The Army Corps issued a new permit in January, saying it expects the permit to be used more than 8,000 times a year and affect 615 acres annually of wetlands and other bodies of water.

The groups behind Monday’s lawsuit said the agency failed to consider how that work could affect endangered sturgeon, whooping cranes and other wildlife that depend on wetlands.

The permit can be used only for pipeline crossings that disturb a half-acre or less of steams or wetlands. Critics say that ignores the cumulative effects from hundreds of individual water crossings along a major pipeline’s route.

The Army Corps has issued blanket permits since the mid-1970s, and they were put into law in 1977 under President Jimmy Carter, a Democrat, according to the Congressional Research Service.

But opposition to pipelines has grown more intense in recent years as the industry has been pulled into a broader debate over climate-changing greenhouse gases that come from burning the fossil fuels the lines carry.

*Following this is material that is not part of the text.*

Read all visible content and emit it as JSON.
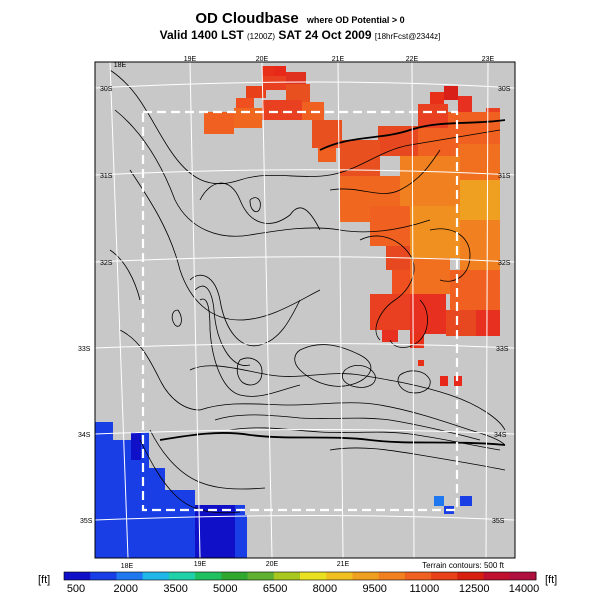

Sierra Club attorney Doug Hayes said the permit program has become “a tool for corporate polluters to fast-track climate-destroying oil and gas pipelines and exempt them from critical environmental reviews.”

Industry representatives argue the permit program has been used for more than four decades without major environmental harm.

“Presidents on both sides of the aisle have used the program,” said John Stoody, vice president of the Association of Oil Pipe Lines. “Not until the modern era — when we have activists trying to use pipelines for their climate goals — has there been any controversy.”

The Army Corps does not comment on pending litigation but will be closely tracking developments in the case, spokesperson Michael Izard-Carroll said.